Source: ``examples/mnist/main.py``

Overview
--------

A small convolutional network trained on the MNIST handwritten-digit
dataset. The example shows how to use ``nn.Conv2d`` and how to build a
custom ``Module`` that mixes convolutions with a final linear classifier.

Running
-------

::

    python -m examples.mnist.main          # downloads data on first run
    python -m examples.mnist.main --help   # see all options

Selected options:

- ``--num-steps`` — training steps (default 500)
- ``--batch-size`` — mini-batch size (default 32)
- ``--hidden-dim`` — number of conv channels (default 32)
- ``--step-size`` — AdamW learning rate (default 1e-3)

Code walkthrough
----------------

**Dataset**

MNIST images are downloaded automatically on first run and cached under
``examples/mnist/data/``::

    train_dataset = MNIST(split="train")   # 60 000 images, 28×28 greyscale
    test_dataset  = MNIST(split="test")    # 10 000 images

**Model**

Two convolutional layers followed by a linear output head::

    class MNISTClassifier(nn.Module):
        def __init__(self, input_shape, num_classes, hidden_dim):
            super().__init__()
            self.conv1 = nn.Conv2d(1, hidden_dim, kernel_size=3, stride=1, padding=1)
            self.conv2 = nn.Conv2d(hidden_dim, hidden_dim, kernel_size=3, stride=1, padding=1)
            self.linear_out = nn.Linear(hidden_dim * H * W, num_classes)

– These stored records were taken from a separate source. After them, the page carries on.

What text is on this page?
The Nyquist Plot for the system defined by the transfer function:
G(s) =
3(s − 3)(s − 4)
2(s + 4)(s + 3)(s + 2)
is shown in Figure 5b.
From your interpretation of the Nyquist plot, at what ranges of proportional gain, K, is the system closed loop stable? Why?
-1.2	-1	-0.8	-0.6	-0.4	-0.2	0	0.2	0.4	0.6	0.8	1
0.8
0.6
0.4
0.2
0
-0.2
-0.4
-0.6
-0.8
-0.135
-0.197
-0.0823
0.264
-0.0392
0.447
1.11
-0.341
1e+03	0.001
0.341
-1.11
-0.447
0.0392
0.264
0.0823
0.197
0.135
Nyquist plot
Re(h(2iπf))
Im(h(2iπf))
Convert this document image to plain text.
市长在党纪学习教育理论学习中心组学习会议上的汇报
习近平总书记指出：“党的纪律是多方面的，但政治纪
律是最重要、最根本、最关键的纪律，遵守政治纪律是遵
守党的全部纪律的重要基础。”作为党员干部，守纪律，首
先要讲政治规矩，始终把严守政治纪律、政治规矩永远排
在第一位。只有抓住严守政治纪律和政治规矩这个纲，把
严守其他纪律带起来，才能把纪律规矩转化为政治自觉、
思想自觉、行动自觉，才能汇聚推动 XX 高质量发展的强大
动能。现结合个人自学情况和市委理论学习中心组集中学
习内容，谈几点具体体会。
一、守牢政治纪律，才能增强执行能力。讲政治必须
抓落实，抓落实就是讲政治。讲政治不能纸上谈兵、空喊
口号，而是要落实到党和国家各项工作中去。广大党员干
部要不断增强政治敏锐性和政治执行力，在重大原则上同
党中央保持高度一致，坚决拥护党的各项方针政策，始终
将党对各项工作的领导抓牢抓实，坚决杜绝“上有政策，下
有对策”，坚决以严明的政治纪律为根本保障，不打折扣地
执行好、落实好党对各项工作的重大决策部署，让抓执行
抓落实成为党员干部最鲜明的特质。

        def forward(self, x):
            x = npg.relu(self.conv1(x))    # (N, hidden, 28, 28)
            x = npg.relu(self.conv2(x))    # (N, hidden, 28, 28)
            x = x.reshape(x.shape[0], -1)  # (N, hidden*28*28)
            return self.linear_out(x)       # (N, 10)

**Training loop**

::

    optimizer = npg.optim.AdamW(net.parameters(), lr=1e-3)
    for step in range(num_steps):
        x, y = next(iter(dataloader))
        optimizer.zero_grad()
        loss = nn.cross_entropy_loss(net(x), y)
        loss.backward()
        optimizer.step()